Chris Port

No. 70
- Position: Offensive lineman

Personal information
- Born: November 2, 1967 (age 58) Wanaque, New Jersey, U.S.
- Listed height: 6 ft 5 in (1.96 m)
- Listed weight: 295 lb (134 kg)

Career information
- High school: Don Bosco Prep (Ramsey, New Jersey)
- College: Duke
- NFL draft: 1990: 12th round, 320th overall

Career history
- New Orleans Saints (1990–1995);

Awards and highlights
- First-team All-American (1989); 2× First-team All-ACC (1988, 1989);

Career NFL statistics
- Games played: 69
- Games started: 50
- Fumble recoveries: 2
- Stats at Pro Football Reference

= Chris Port =

American football player (born 1967)

Christopher Charles Port (born November 2, 1967) is an American former professional football player who was an offensive lineman for five seasons for the New Orleans Saints in the National Football League (NFL).
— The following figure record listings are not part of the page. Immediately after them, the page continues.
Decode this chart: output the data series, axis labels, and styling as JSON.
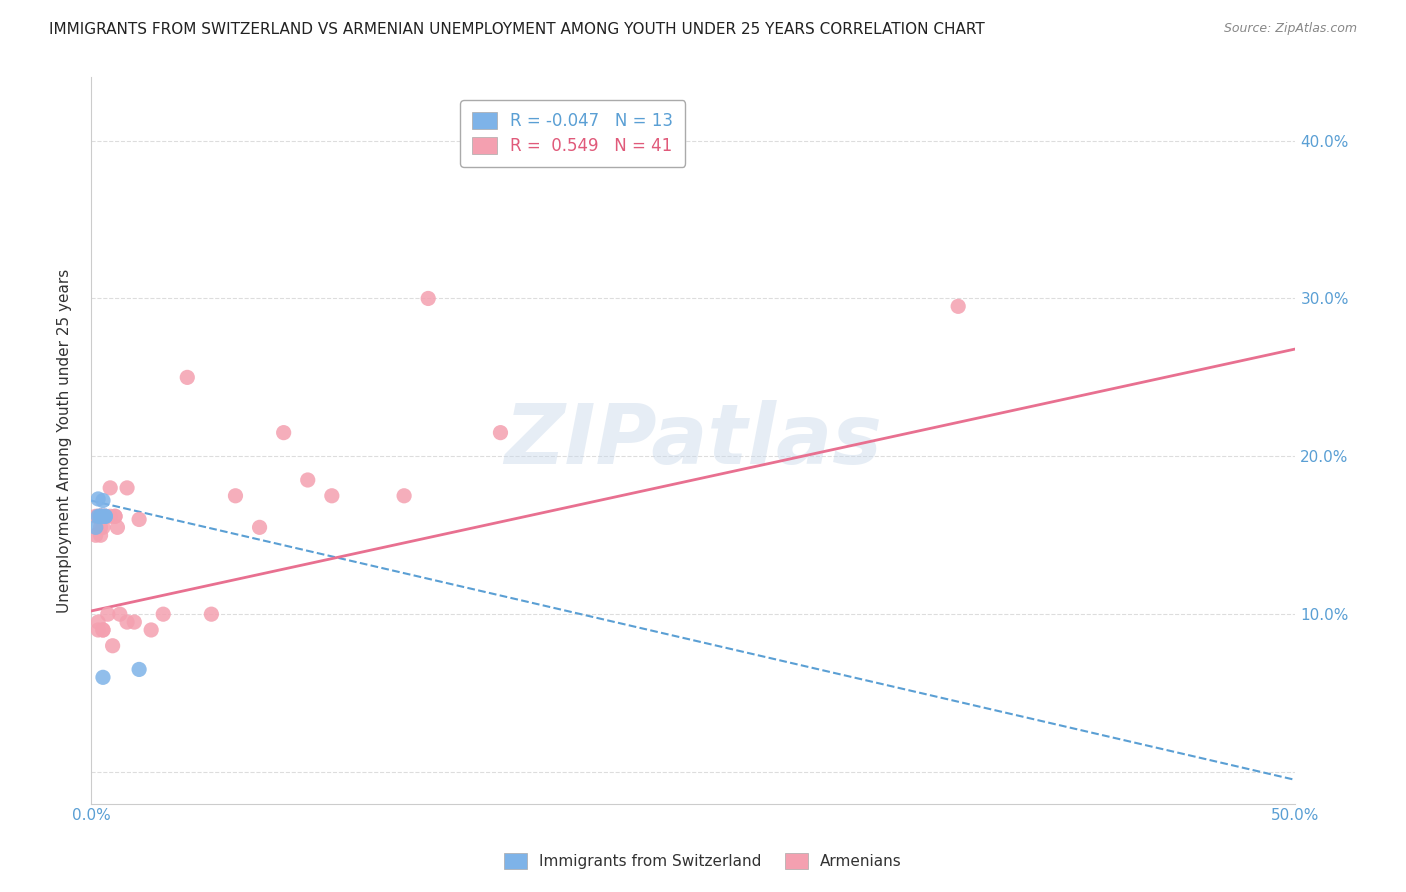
{
  "title": "IMMIGRANTS FROM SWITZERLAND VS ARMENIAN UNEMPLOYMENT AMONG YOUTH UNDER 25 YEARS CORRELATION CHART",
  "source": "Source: ZipAtlas.com",
  "ylabel": "Unemployment Among Youth under 25 years",
  "xlim": [
    0.0,
    0.5
  ],
  "ylim": [
    -0.02,
    0.44
  ],
  "yticks": [
    0.0,
    0.1,
    0.2,
    0.3,
    0.4
  ],
  "ytick_labels": [
    "",
    "10.0%",
    "20.0%",
    "30.0%",
    "40.0%"
  ],
  "background_color": "#ffffff",
  "swiss_R": -0.047,
  "swiss_N": 13,
  "armenian_R": 0.549,
  "armenian_N": 41,
  "swiss_color": "#7eb3e8",
  "armenian_color": "#f4a0b0",
  "swiss_line_color": "#5a9fd4",
  "armenian_line_color": "#e87090",
  "swiss_line_y0": 0.172,
  "swiss_line_y1": -0.005,
  "armenian_line_y0": 0.102,
  "armenian_line_y1": 0.268,
  "swiss_scatter_x": [
    0.002,
    0.003,
    0.003,
    0.004,
    0.004,
    0.004,
    0.005,
    0.005,
    0.005,
    0.005,
    0.006,
    0.006,
    0.02
  ],
  "swiss_scatter_y": [
    0.155,
    0.173,
    0.162,
    0.162,
    0.162,
    0.162,
    0.172,
    0.162,
    0.162,
    0.06,
    0.162,
    0.162,
    0.065
  ],
  "armenian_scatter_x": [
    0.002,
    0.002,
    0.003,
    0.003,
    0.003,
    0.004,
    0.004,
    0.004,
    0.004,
    0.004,
    0.005,
    0.005,
    0.005,
    0.005,
    0.006,
    0.006,
    0.007,
    0.008,
    0.008,
    0.009,
    0.01,
    0.01,
    0.011,
    0.012,
    0.015,
    0.015,
    0.018,
    0.02,
    0.025,
    0.03,
    0.04,
    0.05,
    0.06,
    0.07,
    0.08,
    0.09,
    0.1,
    0.13,
    0.14,
    0.17,
    0.36
  ],
  "armenian_scatter_y": [
    0.15,
    0.162,
    0.09,
    0.095,
    0.162,
    0.15,
    0.155,
    0.162,
    0.162,
    0.162,
    0.09,
    0.09,
    0.155,
    0.162,
    0.162,
    0.162,
    0.1,
    0.162,
    0.18,
    0.08,
    0.162,
    0.162,
    0.155,
    0.1,
    0.18,
    0.095,
    0.095,
    0.16,
    0.09,
    0.1,
    0.25,
    0.1,
    0.175,
    0.155,
    0.215,
    0.185,
    0.175,
    0.175,
    0.3,
    0.215,
    0.295
  ]
}
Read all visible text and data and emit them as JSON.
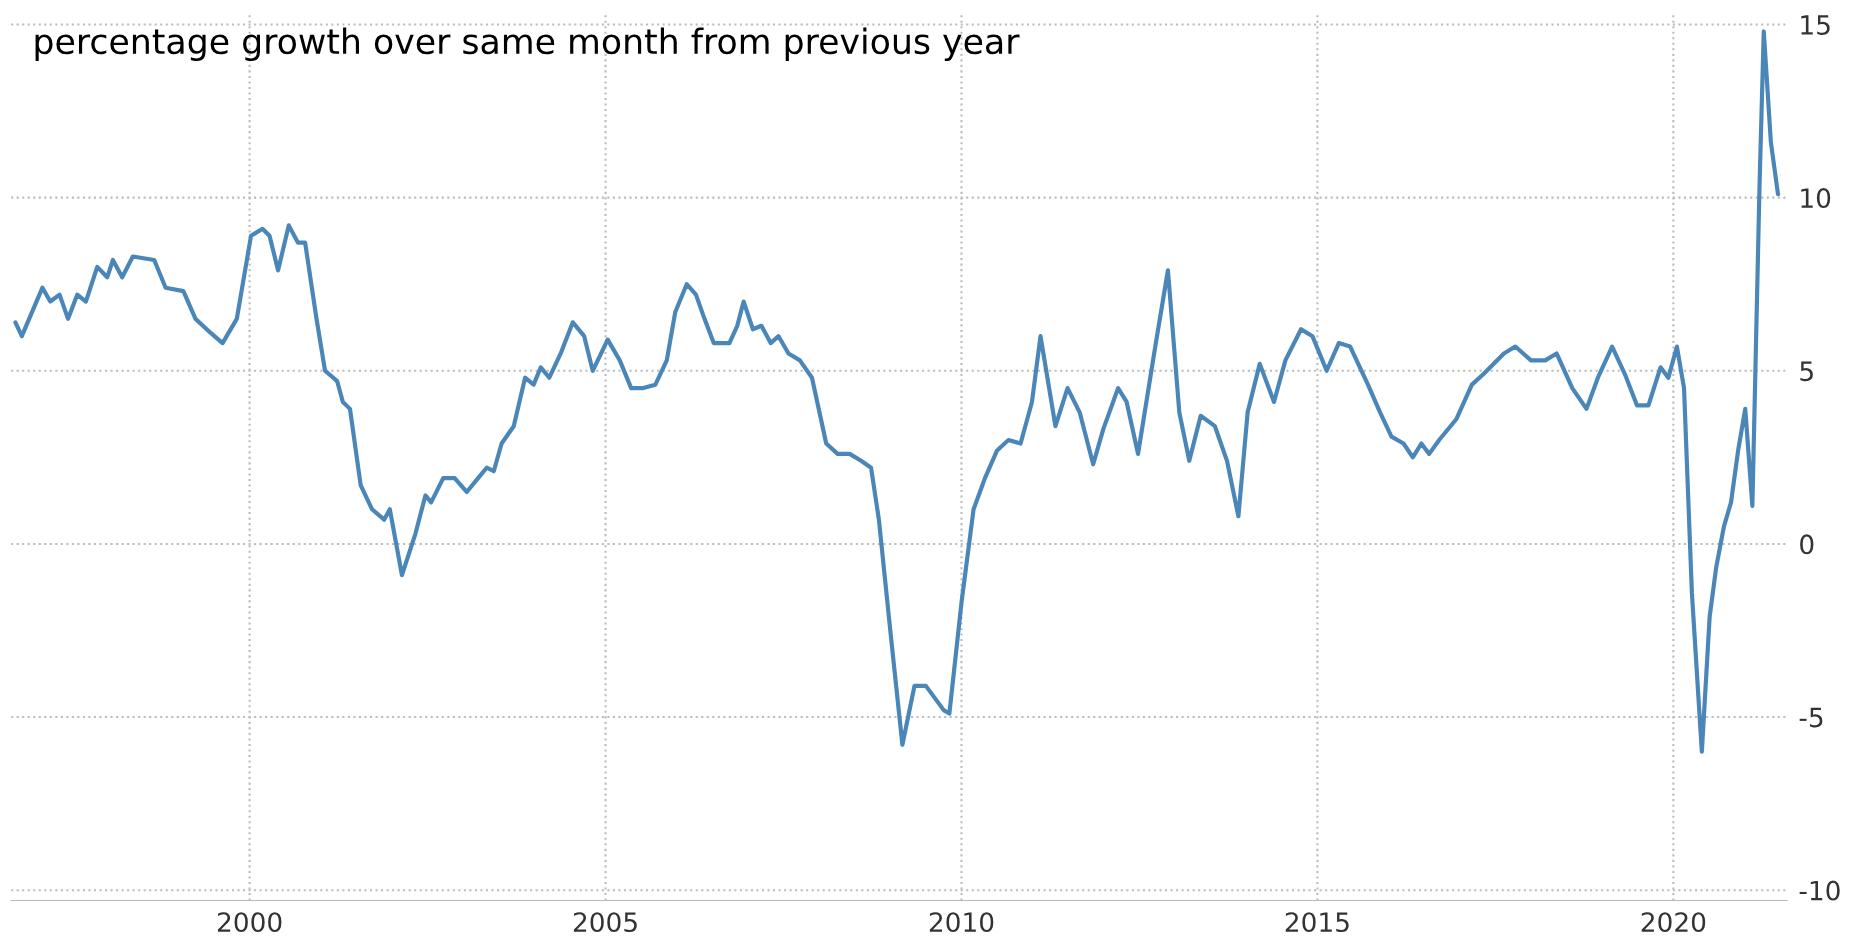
{
  "chart_data": {
    "type": "line",
    "annotations": [
      "percentage growth over same month from previous year"
    ],
    "x": [
      1996.71,
      1996.8,
      1997.09,
      1997.2,
      1997.33,
      1997.45,
      1997.58,
      1997.7,
      1997.86,
      1998.0,
      1998.08,
      1998.21,
      1998.36,
      1998.66,
      1998.82,
      1999.07,
      1999.24,
      1999.45,
      1999.62,
      1999.82,
      2000.02,
      2000.18,
      2000.28,
      2000.4,
      2000.55,
      2000.68,
      2000.78,
      2000.94,
      2001.06,
      2001.23,
      2001.31,
      2001.41,
      2001.56,
      2001.72,
      2001.89,
      2001.97,
      2002.14,
      2002.33,
      2002.47,
      2002.55,
      2002.72,
      2002.88,
      2003.05,
      2003.21,
      2003.33,
      2003.43,
      2003.54,
      2003.71,
      2003.87,
      2003.99,
      2004.09,
      2004.21,
      2004.37,
      2004.54,
      2004.7,
      2004.82,
      2005.03,
      2005.2,
      2005.36,
      2005.53,
      2005.7,
      2005.86,
      2005.98,
      2006.14,
      2006.27,
      2006.39,
      2006.52,
      2006.74,
      2006.85,
      2006.94,
      2007.07,
      2007.19,
      2007.32,
      2007.43,
      2007.57,
      2007.73,
      2007.9,
      2008.1,
      2008.26,
      2008.43,
      2008.59,
      2008.73,
      2008.84,
      2009.01,
      2009.17,
      2009.34,
      2009.5,
      2009.75,
      2009.83,
      2010.0,
      2010.17,
      2010.33,
      2010.5,
      2010.66,
      2010.83,
      2010.99,
      2011.11,
      2011.32,
      2011.49,
      2011.66,
      2011.85,
      2011.99,
      2012.2,
      2012.32,
      2012.48,
      2012.73,
      2012.9,
      2013.06,
      2013.2,
      2013.36,
      2013.56,
      2013.73,
      2013.89,
      2014.02,
      2014.19,
      2014.39,
      2014.55,
      2014.77,
      2014.93,
      2015.13,
      2015.3,
      2015.46,
      2015.71,
      2015.88,
      2016.04,
      2016.21,
      2016.34,
      2016.46,
      2016.57,
      2016.71,
      2016.95,
      2017.17,
      2017.33,
      2017.62,
      2017.78,
      2018.0,
      2018.2,
      2018.36,
      2018.58,
      2018.78,
      2018.94,
      2019.14,
      2019.32,
      2019.49,
      2019.65,
      2019.82,
      2019.93,
      2020.05,
      2020.15,
      2020.26,
      2020.4,
      2020.51,
      2020.6,
      2020.71,
      2020.81,
      2020.91,
      2021.01,
      2021.11,
      2021.21,
      2021.27,
      2021.37,
      2021.47
    ],
    "series": [
      {
        "color": "#4a86b8",
        "values": [
          6.4,
          6.0,
          7.4,
          7.0,
          7.2,
          6.5,
          7.2,
          7.0,
          8.0,
          7.7,
          8.2,
          7.7,
          8.3,
          8.2,
          7.4,
          7.3,
          6.5,
          6.1,
          5.8,
          6.5,
          8.9,
          9.1,
          8.9,
          7.9,
          9.2,
          8.7,
          8.7,
          6.5,
          5.0,
          4.7,
          4.1,
          3.9,
          1.7,
          1.0,
          0.7,
          1.0,
          -0.9,
          0.3,
          1.4,
          1.2,
          1.9,
          1.9,
          1.5,
          1.9,
          2.2,
          2.1,
          2.9,
          3.4,
          4.8,
          4.6,
          5.1,
          4.8,
          5.5,
          6.4,
          6.0,
          5.0,
          5.9,
          5.3,
          4.5,
          4.5,
          4.6,
          5.3,
          6.7,
          7.5,
          7.2,
          6.5,
          5.8,
          5.8,
          6.3,
          7.0,
          6.2,
          6.3,
          5.8,
          6.0,
          5.5,
          5.3,
          4.8,
          2.9,
          2.6,
          2.6,
          2.4,
          2.2,
          0.7,
          -2.7,
          -5.8,
          -4.1,
          -4.1,
          -4.8,
          -4.9,
          -1.7,
          1.0,
          1.9,
          2.7,
          3.0,
          2.9,
          4.1,
          6.0,
          3.4,
          4.5,
          3.8,
          2.3,
          3.3,
          4.5,
          4.1,
          2.6,
          5.8,
          7.9,
          3.8,
          2.4,
          3.7,
          3.4,
          2.4,
          0.8,
          3.8,
          5.2,
          4.1,
          5.3,
          6.2,
          6.0,
          5.0,
          5.8,
          5.7,
          4.6,
          3.8,
          3.1,
          2.9,
          2.5,
          2.9,
          2.6,
          3.0,
          3.6,
          4.6,
          4.9,
          5.5,
          5.7,
          5.3,
          5.3,
          5.5,
          4.5,
          3.9,
          4.8,
          5.7,
          4.9,
          4.0,
          4.0,
          5.1,
          4.8,
          5.7,
          4.5,
          -1.4,
          -6.0,
          -2.1,
          -0.7,
          0.5,
          1.2,
          2.7,
          3.9,
          1.1,
          10.3,
          14.8,
          11.6,
          10.1
        ]
      }
    ],
    "xlim": [
      1996.65,
      2021.6
    ],
    "xticks": [
      2000,
      2005,
      2010,
      2015,
      2020
    ],
    "ylim": [
      -10.3,
      15.3
    ],
    "yticks": [
      -10,
      -5,
      0,
      5,
      10,
      15
    ],
    "grid": true,
    "line_style": "solid",
    "marker": "none"
  }
}
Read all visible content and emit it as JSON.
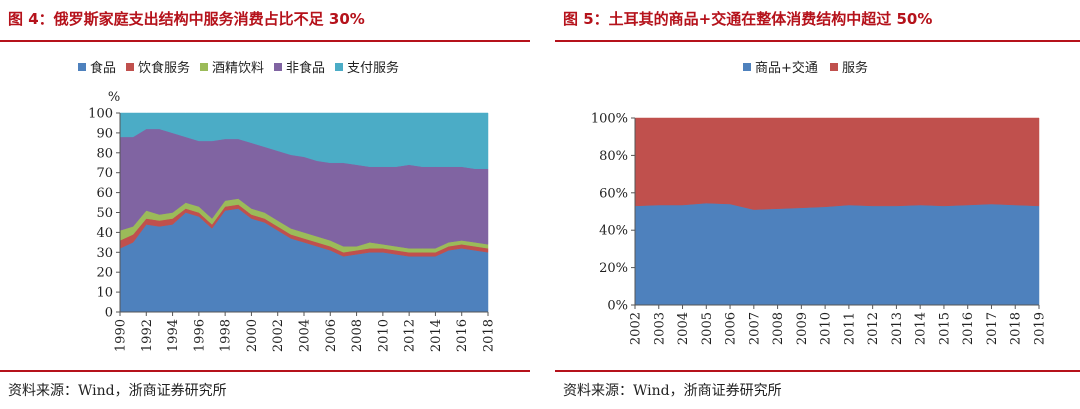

He played college football for the Duke Blue Devils and was selected in the 12th round (320th overall) of the 1990 NFL draft.

Born and raised in Wanaque, New Jersey, Port played football at Don Bosco Preparatory High School.

==Career==
===High school===
In his senior season of 1985–86 Port was selected as a first-team, All-league, All County, All State and All American selection. Port was a three-year starter for the Ironmen and helped lead the team to a state championship in 1984 and playoff berths all three years as a starter. Port was awarded the Ironman award his senior year.

===College===
Port played a prominent role in the resurgence of Duke football under head coach Steve Spurrier in the late 1980s. He earned the 1989 Jacobs Blocking Trophy, which is awarded to the ACC's top blocker, after his stellar offensive line play helped the Blue Devils to an 8–4 overall record, the ACC co-championship and a berth in the All-American Bowl. The two-time All-ACC first-team selection was a first-team All-America recipient by the Football Writers Association of America for his standout work on a Duke offense that averaged 31.4 points per game. Port was selected as a member of the ACC Class of Legends in 2019.

===Professional===
Port spent six seasons with the New Orleans Saints after being selected in the 12th round of the 1990 NFL Draft. He helped the Saints to three playoff berths and a 53–43 regular-season record during his tenure.